>>NYSE Euronext said it was creating a global network of as many as 40 "liquidity hubs" in data centers around the world.
The "hubs" will be located in facilities operated by data center specialists such as Savvis, Equinix and Telx, according to Stanley Young, the chief executive of NYSE Euronext’s technical services arm, NYSE Technologies.
The exchange operator and supplier of exchange technology said it did not plan to build more large data centers like those it has just opened in Mahwah, N.J., and Basildon, England. Those two facilities, which it considers to be its “anchor hubs,’’ have cost NYSE Euronext more than a half-billion dollars to build.

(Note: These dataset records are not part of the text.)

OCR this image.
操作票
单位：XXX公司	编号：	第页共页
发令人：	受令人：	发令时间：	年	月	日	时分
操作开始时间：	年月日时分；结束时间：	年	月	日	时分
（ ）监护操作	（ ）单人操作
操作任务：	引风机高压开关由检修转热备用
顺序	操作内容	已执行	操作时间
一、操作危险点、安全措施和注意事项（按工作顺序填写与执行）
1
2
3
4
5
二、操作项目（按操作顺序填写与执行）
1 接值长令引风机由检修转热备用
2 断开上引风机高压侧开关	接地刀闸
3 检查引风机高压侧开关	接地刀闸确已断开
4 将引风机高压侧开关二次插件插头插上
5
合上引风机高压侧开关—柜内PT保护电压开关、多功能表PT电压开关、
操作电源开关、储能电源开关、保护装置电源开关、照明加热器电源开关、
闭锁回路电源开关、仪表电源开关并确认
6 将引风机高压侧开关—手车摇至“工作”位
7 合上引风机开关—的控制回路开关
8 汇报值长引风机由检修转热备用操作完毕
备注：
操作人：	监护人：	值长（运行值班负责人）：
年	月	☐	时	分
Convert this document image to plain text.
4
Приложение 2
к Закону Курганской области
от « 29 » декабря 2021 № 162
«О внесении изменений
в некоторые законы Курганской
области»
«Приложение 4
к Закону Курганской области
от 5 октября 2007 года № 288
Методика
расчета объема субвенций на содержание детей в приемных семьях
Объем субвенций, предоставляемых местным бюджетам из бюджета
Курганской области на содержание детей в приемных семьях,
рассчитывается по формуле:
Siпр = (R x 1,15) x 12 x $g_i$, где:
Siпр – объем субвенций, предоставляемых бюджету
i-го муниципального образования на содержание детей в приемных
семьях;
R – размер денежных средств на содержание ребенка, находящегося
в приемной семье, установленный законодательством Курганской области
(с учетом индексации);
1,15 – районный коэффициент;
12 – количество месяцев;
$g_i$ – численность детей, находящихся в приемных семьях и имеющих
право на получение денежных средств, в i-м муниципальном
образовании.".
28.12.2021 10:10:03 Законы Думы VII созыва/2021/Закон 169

The new "hubs" for providing market access, market data and risk management services to banks and trading firms will be radically smaller. Each is likely to require less than 1,000 square feet of space at the start, Young said.

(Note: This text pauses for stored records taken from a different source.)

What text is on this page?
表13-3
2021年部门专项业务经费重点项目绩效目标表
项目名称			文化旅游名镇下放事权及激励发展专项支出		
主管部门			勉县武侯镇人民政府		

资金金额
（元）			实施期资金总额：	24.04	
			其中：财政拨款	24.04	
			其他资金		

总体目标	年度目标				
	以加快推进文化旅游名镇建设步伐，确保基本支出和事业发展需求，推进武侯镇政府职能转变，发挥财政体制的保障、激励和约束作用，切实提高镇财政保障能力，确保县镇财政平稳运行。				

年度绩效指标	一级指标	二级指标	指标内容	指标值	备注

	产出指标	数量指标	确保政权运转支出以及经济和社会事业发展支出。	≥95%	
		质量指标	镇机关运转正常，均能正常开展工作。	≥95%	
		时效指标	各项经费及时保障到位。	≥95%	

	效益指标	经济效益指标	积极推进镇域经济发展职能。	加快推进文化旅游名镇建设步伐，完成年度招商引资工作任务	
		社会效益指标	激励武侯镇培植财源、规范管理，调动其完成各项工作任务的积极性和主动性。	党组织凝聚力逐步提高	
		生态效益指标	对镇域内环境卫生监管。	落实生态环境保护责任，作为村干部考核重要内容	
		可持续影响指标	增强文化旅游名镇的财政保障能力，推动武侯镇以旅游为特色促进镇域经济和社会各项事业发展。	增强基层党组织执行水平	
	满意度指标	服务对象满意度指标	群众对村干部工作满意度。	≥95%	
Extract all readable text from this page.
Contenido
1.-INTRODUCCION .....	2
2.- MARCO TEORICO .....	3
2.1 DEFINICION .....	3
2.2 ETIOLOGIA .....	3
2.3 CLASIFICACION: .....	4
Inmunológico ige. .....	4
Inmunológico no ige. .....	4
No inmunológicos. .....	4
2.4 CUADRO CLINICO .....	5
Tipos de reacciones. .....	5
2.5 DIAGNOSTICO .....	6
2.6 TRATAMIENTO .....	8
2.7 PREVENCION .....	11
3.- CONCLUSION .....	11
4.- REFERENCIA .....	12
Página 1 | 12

By contrast, the Mahwah facility, built from scratch, spans 400,000 square feet. Each of its operating "pods" are 20,000 square feet.

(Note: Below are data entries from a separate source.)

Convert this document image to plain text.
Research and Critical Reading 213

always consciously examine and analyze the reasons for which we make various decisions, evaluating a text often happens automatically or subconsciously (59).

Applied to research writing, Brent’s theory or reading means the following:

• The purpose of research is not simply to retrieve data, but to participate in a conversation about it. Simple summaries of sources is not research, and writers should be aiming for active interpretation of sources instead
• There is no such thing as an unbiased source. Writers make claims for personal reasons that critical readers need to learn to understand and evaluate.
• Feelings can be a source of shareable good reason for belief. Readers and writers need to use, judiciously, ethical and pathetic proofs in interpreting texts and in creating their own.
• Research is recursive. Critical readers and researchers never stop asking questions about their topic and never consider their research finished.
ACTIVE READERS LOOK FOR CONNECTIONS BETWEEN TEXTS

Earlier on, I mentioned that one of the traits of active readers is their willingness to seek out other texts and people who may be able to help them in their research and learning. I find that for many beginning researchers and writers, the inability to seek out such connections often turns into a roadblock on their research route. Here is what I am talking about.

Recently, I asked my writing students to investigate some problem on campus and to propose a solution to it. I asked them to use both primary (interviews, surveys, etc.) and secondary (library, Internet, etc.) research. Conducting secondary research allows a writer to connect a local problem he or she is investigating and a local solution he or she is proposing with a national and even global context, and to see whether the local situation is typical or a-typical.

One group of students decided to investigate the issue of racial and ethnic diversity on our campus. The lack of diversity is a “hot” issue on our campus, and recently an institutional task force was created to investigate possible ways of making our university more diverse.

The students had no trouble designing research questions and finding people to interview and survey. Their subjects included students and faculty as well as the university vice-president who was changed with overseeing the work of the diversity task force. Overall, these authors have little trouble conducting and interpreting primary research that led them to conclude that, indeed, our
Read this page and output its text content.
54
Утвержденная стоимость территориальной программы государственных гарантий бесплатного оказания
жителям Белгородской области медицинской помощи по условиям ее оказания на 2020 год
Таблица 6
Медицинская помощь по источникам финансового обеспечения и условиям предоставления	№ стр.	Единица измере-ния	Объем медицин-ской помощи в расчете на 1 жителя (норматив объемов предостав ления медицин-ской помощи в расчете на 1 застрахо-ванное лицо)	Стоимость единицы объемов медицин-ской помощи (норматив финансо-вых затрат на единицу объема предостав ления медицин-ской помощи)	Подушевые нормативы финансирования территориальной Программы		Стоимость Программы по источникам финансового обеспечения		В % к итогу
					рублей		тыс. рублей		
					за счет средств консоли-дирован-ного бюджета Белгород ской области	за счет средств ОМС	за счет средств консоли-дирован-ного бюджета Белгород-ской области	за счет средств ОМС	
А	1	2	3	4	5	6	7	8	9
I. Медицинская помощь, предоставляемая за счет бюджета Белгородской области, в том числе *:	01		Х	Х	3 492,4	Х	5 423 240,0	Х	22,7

Expansion of each “liquidity hub” will be determined by customer demand for services, which eventually is likely to include the co-location of trading firms’ and vendors’ servers in the space.
About 20 of these hubs will be set up in the next two years, Young said, and as many as 20 more by the end of 2013.
In the first quarter of next year, liquidity hubs will be set up to serve banks, brokerages and trading firms in Frankfurt, Lisbon, Paris and Milan, Young said. Sao Paolo, Brazil, and Toronto, Canada, are coming in the second quarter. Tokyo, Hong Kong and Singapore are all potential second quarter startups as well.
"Each of the hubs will have their own communities attached to them, depending on what the local need is. Those local communities will link together to be a global community,’’ Young said.
There is already precedent for NYSE Euronext to use facilities managed by outside hosting services. The company, for instance, already operates an access point to its Secure Financial Transaction Infrastructure at an Equinix facility in Chicago. This site will become a liquidity hub, Young said, as will other access points in New Jersey and elsewhere.
...The overall investment by NYSE Euronext also will be small. The initial capital investment in each “liquidity hub’’ is likely to be on the order of $50,000 to $100,000.
That puts the cost of 40 such hubs at under $4 million – compared to $250 million a copy for each of the “anchor” hubs in Mahwah and Basildon.
Savvis, Telx or Equinix already host exchange operations or backup facilities for Direct Edge and BATS Exchange, upstart rivals to NYSE Euronext. Nasdaq OMX Group operates its national market in a facility operated by Verizon, the large communications firm.
The deployment of the liquidity hubs was first reported by Dow Jones.